Polème toisait à présent son hôte. Sa voix était devenue plus tranchante et son regard ne mentait pas. Degesyr déglutit. Ses griffes grattaient frénétiquement la pierre.

- C'est une écaille bleue muette, ou limitée à des borborygmes. Elle est à moi, à moi seule. Nul autre n'apprendra son existence, n'est-ce pas ?

Le petit frère puisa dans toute sa force, son endurance, et dans les paroles et l'assurance qu'il avait eues envers Degesyr pour maintenir le regard adverse très chargé de sens. Quelques secondes nourrirent le silence.

- Personne d'autre. S'il est ce qu'il semble être... mais... il... est jeune, très jeune ! Et l'attaque... elle... elle aura...

- J'ai l'étrange sentiment que l'attaque sera repoussée.

- Pourquoi... me...

- Je te montre Neri pour illustrer ma confiance envers toi. Ne la trahis pas.

Degesyr, cette fois-ci, ne parvint pas à soutenir le regard de son frère.

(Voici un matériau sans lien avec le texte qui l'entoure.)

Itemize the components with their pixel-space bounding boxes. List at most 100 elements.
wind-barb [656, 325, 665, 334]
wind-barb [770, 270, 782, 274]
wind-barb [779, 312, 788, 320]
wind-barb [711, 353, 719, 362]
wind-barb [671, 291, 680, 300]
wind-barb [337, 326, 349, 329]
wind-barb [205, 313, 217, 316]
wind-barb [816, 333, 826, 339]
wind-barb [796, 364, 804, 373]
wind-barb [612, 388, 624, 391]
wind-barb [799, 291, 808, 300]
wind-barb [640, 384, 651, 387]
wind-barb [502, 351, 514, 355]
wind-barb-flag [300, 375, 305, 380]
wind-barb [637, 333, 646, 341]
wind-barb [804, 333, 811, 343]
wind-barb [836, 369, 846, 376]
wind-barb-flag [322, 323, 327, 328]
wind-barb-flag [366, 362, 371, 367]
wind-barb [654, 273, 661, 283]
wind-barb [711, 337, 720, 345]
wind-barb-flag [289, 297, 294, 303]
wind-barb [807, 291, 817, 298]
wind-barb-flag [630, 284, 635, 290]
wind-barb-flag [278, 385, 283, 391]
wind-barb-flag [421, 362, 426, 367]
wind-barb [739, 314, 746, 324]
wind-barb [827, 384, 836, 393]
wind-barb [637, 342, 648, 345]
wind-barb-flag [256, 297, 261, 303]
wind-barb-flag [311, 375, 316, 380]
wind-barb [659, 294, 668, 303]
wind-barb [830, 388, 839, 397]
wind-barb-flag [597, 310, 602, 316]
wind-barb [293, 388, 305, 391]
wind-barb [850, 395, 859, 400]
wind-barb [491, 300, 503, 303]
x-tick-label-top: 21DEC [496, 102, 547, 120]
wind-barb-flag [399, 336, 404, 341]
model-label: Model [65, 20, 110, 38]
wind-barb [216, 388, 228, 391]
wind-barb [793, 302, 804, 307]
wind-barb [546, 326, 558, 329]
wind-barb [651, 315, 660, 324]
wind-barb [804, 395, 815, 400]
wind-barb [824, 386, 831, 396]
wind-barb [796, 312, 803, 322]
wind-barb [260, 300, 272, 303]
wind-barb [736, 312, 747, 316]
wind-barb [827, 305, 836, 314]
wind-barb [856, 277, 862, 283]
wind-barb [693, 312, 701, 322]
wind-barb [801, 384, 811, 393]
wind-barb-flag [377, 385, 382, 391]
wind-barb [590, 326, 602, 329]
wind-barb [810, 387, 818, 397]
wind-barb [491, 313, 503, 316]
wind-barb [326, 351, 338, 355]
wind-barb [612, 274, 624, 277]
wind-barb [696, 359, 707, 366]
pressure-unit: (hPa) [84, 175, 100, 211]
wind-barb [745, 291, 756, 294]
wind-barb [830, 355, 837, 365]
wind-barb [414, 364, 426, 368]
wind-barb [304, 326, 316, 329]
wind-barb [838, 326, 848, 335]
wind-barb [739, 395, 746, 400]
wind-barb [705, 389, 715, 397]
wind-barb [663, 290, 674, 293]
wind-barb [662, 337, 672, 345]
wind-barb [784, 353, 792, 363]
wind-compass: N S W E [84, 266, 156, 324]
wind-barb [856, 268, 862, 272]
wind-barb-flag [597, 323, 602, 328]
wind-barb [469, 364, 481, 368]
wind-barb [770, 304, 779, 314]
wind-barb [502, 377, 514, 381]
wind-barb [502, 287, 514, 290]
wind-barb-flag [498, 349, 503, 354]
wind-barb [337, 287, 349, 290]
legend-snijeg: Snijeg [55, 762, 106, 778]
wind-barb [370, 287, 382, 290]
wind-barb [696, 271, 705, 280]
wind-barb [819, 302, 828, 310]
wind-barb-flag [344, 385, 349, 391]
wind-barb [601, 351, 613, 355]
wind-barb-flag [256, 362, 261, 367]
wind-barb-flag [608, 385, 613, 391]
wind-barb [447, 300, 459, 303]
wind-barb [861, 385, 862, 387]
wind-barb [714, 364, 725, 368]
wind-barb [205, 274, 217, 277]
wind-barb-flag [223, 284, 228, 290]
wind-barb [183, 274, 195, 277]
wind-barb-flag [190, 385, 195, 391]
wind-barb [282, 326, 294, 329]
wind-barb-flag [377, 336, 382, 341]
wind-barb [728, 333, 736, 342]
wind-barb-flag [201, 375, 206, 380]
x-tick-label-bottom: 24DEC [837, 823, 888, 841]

- Enfin, ajouta Polème, cela exposera à Neri où se situe sa place. Il s'est assez fait remarquer, et toi aussi. Quoiqu'il en soit, notre victoire est assurée. Notre puissance est grande et sera réaffirmée une nouvelle fois. Crois-moi, c'est la meilleure chose qui puisse arriver. Les quelques œufs qui vont éclore ne connaîtront jamais le péril de l'injuste destruction, l'asservissement, ou la vente au profit de quelques marauds. Nous avons eu la chance de prospérer à l'abri du besoin et de la violence, avec le pouvoir de la parole et de la conscience pleine et raisonnée. Les futurs enfants seront des prédateurs pour perpétrer ce que nous sommes et ce que nous devons être. Nos petits ne doivent guère vivre dans la peur, et je tuerai quiconque les y plongerait.

- Et... tu...

- Maintenant,dehors. Je t'ai assez vu pour la journée.